Discovery of the Higgs Particle
By Lawrence Krauss (ASU)
On 15 March 2013 internationally renowned theoretical physicist Lawrence Krauss returned to lecture on the discovery of the Higgs particle by the Large Hadron Collider (LHC) at CERN, explaining the significance of this remarkable discovery -- which is the hottest thing in science these days. This was Lawrence’s third lecture at YBC.
Both the students and teachers were thrilled with the lecture and afterwards they also enjoyed a 90 minute interactive session Lawrence held with the physics class on topics chosen by the students, including the age of the universe and how it was determined.
The students were extraordinarily fortunate to have Lawrence lecture them on the Higgs discovery. He is the only physicist that has been honored by the three major American physics associations for his efforts in science education and last year he was awarded the National Science Board’s Public Service Medal for his contributions to public education in science and education. As you can imagine, a scientist of his caliber has a hectic schedule, yet he found the time to lecture high school students and, in fact, this was the third time he lectured at YBC, the first being in 2009.

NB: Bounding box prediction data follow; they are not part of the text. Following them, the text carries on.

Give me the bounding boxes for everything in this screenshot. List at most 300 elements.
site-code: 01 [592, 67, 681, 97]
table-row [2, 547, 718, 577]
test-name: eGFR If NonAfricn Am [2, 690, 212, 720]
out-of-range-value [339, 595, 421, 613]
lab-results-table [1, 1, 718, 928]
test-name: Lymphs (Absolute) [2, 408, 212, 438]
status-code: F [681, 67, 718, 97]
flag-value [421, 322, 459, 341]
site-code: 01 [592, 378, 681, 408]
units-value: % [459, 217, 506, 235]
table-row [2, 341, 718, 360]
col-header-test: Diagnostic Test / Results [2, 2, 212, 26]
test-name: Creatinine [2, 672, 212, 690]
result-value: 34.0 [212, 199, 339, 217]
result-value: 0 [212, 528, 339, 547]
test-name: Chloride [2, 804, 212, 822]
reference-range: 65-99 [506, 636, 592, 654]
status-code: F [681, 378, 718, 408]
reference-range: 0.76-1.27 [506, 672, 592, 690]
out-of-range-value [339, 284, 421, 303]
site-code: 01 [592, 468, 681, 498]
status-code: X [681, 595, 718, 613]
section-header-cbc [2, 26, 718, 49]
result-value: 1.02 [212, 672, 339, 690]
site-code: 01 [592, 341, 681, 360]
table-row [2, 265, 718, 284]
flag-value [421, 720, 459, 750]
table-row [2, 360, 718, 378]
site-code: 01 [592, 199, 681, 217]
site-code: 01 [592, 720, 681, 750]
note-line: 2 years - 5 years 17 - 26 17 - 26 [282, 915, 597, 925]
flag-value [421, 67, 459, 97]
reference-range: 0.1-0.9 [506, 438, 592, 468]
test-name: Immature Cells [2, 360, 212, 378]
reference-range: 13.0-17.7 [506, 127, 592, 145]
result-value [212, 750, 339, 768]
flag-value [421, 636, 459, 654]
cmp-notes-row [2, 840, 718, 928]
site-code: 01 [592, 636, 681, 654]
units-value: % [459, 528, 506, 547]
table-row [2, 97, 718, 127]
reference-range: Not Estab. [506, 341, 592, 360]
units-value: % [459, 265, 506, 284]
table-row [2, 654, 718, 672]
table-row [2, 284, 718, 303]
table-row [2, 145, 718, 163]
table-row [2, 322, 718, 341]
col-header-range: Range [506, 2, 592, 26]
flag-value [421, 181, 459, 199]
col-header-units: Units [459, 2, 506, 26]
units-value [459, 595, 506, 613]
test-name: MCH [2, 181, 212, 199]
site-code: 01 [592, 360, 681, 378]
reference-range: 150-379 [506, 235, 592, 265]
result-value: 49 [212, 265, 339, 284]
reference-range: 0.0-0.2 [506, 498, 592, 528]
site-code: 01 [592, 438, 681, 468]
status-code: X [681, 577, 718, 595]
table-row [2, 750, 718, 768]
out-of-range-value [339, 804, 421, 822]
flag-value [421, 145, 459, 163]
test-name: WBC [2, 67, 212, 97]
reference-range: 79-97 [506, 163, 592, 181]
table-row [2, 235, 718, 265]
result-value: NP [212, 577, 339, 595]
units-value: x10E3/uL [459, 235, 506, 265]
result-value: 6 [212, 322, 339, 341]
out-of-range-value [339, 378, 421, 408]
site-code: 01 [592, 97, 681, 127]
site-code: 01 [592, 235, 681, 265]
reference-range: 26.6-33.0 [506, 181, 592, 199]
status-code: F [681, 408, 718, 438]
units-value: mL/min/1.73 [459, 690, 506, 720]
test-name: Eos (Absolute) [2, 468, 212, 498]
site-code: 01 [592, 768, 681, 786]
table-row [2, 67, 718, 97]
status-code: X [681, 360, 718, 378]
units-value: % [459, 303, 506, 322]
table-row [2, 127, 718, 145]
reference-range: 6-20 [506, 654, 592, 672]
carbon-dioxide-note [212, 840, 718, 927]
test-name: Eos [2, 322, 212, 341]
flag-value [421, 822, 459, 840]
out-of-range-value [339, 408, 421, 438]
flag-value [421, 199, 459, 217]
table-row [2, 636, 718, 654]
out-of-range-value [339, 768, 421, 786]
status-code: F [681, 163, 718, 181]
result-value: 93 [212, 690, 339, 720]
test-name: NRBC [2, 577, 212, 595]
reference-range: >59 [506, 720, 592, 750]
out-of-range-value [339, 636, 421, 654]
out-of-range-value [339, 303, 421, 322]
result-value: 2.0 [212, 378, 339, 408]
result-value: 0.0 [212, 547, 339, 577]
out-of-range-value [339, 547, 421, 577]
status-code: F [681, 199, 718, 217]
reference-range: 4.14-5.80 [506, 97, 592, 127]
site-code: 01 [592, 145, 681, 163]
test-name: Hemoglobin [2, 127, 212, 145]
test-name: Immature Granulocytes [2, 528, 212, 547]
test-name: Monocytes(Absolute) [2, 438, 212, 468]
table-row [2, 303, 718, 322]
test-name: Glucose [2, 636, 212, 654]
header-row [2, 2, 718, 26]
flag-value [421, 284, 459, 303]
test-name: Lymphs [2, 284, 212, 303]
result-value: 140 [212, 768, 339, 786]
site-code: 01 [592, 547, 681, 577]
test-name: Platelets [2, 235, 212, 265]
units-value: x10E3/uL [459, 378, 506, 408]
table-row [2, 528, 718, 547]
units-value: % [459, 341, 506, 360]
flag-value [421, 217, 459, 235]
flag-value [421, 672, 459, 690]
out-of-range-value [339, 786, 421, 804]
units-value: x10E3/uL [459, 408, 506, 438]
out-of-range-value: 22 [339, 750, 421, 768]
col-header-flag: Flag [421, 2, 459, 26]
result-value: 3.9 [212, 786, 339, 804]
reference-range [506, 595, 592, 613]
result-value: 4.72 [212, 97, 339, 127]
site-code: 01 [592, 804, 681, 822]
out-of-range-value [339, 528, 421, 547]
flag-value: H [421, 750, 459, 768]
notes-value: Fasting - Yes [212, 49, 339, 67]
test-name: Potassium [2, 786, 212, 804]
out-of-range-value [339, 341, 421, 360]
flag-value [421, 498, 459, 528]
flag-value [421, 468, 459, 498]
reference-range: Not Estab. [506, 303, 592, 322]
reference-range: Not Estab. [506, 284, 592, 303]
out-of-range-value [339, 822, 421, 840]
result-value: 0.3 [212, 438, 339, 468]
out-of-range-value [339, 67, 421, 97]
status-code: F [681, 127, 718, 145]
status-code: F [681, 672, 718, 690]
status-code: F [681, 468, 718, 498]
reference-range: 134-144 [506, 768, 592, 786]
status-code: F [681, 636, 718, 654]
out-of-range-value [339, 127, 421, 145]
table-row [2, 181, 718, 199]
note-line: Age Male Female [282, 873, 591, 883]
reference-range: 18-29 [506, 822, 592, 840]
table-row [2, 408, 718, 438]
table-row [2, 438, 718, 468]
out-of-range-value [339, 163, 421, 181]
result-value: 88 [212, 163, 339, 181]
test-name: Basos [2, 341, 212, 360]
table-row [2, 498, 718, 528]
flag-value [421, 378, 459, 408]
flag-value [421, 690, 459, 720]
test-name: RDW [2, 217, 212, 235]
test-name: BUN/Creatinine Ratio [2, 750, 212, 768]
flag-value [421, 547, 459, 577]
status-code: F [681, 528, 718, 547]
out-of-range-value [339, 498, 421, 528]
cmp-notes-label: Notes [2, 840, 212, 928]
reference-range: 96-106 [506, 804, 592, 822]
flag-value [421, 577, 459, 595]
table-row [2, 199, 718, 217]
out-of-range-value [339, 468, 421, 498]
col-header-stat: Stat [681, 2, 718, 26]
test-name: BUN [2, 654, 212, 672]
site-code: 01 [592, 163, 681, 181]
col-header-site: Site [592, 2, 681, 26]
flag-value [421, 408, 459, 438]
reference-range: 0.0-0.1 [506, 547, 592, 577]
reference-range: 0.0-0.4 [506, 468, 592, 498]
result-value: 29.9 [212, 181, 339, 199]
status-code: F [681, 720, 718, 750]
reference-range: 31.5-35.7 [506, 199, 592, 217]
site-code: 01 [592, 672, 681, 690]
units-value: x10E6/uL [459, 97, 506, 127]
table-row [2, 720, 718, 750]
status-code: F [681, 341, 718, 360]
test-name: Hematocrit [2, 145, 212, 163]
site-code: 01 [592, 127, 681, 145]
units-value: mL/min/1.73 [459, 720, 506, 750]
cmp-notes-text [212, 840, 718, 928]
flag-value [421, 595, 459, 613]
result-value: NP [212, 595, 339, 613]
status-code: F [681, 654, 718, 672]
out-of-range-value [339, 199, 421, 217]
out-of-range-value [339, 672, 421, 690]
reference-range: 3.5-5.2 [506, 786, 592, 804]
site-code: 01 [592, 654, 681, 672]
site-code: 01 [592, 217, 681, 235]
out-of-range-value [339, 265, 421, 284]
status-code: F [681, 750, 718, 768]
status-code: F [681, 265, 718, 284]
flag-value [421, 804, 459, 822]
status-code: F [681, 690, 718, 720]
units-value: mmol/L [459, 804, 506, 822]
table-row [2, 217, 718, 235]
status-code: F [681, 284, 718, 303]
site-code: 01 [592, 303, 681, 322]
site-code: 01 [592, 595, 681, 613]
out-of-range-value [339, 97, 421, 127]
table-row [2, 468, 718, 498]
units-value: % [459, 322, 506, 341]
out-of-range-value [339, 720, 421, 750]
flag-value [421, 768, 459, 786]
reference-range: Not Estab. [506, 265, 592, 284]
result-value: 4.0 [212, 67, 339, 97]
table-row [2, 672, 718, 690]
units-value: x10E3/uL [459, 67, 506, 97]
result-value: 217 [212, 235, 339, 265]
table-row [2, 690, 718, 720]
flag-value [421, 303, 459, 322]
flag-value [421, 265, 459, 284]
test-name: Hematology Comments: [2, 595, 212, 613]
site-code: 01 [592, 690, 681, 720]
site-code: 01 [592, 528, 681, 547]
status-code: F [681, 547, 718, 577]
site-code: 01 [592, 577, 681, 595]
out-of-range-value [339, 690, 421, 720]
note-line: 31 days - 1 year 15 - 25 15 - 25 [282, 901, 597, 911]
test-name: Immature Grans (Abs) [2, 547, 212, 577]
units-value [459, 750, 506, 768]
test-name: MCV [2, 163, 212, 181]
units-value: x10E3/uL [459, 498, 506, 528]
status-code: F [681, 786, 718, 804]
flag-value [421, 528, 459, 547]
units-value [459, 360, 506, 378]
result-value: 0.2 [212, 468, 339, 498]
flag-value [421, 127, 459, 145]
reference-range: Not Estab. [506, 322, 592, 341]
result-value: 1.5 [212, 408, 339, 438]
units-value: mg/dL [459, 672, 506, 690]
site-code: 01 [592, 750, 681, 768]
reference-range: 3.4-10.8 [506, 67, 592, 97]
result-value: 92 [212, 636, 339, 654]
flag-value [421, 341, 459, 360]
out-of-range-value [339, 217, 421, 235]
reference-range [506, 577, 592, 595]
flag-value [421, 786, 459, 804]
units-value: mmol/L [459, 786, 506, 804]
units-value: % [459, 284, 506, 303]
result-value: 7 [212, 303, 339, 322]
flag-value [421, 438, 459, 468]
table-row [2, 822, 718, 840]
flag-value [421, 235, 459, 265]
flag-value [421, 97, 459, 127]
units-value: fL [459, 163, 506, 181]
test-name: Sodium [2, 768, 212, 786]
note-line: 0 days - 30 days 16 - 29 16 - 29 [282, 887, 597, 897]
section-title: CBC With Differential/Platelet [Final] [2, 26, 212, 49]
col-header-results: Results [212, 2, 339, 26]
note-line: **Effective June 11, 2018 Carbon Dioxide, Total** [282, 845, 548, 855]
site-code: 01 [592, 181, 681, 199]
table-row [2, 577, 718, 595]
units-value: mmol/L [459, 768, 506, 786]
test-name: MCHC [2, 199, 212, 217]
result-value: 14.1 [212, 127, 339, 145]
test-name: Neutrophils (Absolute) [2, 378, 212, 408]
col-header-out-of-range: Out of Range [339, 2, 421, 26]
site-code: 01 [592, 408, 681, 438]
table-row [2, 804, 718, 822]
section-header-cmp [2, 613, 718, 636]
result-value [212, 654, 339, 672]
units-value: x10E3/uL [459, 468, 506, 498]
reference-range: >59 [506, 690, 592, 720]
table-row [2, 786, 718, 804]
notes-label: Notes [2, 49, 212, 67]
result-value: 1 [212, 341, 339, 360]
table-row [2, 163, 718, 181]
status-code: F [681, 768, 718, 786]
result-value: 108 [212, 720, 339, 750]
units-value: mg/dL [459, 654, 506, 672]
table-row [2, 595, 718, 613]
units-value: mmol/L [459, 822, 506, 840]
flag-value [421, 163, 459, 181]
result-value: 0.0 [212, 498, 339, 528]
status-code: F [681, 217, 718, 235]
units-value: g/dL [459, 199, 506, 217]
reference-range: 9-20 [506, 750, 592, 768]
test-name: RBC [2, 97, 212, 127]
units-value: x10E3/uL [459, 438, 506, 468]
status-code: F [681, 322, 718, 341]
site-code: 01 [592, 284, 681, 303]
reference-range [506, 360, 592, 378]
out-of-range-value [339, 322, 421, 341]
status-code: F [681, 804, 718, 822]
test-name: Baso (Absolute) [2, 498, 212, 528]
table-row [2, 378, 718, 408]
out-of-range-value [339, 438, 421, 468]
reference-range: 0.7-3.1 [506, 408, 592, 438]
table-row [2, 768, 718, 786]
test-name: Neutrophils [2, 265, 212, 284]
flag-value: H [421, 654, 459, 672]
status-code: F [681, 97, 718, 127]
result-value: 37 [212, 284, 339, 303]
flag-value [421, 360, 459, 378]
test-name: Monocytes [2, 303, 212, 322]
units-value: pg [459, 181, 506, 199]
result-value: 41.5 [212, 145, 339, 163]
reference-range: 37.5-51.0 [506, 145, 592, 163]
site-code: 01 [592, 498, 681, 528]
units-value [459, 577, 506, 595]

Also, American Ambassador Mark Brzezinski took time from his schedule to open the event by thanking the financial sponsors, the Barbro Osher Pro Suecia Foundation and AkzoNobel, and giving Lawrence a glowing introduction.
In his remarks, the Ambassador highlighted that the future economies of the world will be dependent on advances in science and technology, which is certainly a statement that both business leaders and academics can endorse, especially here in Sweden. It was a great day for science education and U.S. - Sweden relations.